What is the real costs of LOCK on x86 multiprocesor machine?

Post by Peter Dim » Sun, 31 Jul 2005 21:23:54


In practice, the actual amortized cost appears to be much lower than
50-100x. I see a 4x difference on shared_ptr_timing_test (which
basically tests reference count increments and decrements in a somewhat
real-life worst case scenario.)

A P4 can stall for 50 cycles without an apparent reason. ;-)
 
 
 

What is the real costs of LOCK on x86 multiprocesor machine?

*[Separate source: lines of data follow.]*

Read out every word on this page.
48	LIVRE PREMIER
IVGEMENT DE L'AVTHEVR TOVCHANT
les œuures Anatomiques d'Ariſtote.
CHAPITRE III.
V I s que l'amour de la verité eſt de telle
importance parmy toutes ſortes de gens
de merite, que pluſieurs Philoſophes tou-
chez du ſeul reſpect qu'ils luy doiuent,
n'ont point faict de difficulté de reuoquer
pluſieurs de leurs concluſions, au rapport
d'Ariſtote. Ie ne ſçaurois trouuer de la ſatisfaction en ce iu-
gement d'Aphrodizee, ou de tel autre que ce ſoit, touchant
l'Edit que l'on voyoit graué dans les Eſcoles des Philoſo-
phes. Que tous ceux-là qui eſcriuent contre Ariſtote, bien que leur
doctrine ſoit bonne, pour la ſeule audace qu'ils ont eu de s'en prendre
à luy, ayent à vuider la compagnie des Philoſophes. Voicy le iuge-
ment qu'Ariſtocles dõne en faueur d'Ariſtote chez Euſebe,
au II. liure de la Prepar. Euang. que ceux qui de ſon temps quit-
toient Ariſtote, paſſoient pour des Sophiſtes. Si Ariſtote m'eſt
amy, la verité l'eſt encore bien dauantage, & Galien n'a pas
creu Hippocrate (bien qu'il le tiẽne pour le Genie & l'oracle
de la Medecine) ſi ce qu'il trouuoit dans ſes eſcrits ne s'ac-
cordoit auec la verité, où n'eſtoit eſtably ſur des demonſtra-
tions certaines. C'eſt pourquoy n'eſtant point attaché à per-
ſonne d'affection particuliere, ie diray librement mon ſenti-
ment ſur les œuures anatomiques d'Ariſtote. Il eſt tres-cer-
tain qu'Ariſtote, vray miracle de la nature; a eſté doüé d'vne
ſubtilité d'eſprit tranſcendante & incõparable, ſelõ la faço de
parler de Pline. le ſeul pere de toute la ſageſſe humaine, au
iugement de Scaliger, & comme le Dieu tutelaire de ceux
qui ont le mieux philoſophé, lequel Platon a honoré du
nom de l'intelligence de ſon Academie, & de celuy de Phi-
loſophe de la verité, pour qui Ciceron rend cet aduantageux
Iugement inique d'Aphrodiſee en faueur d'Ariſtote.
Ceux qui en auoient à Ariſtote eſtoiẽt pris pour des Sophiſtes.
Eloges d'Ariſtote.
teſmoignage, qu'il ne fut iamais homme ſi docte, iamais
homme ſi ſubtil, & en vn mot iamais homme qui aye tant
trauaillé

Post by chris noon » Sun, 31 Jul 2005 21:51:26


I vaguely remember encountering the LOCK prefix
in one or two places in Microsoft OS code disassembly
(uniprocessor installation). I assumed it was simply
a mistake, something like new routines being hacked
in quickly without them taking the trouble to add
the offsets of the LOCK prefixes to the list to be
NOP'ed out.

Most of my work is done with NT4 SP4. If subsequent
versions retain the LOCK prefix in uniprocessor
mode that is interesting. Obviously Microsoft got
a measurable performance boost by removing the LOCKs
(I do too, in my code) or they wouldn't have taken
the trouble. By the way, the routines I studied most
were heap functions: NtAllocateHeap etc.


Chris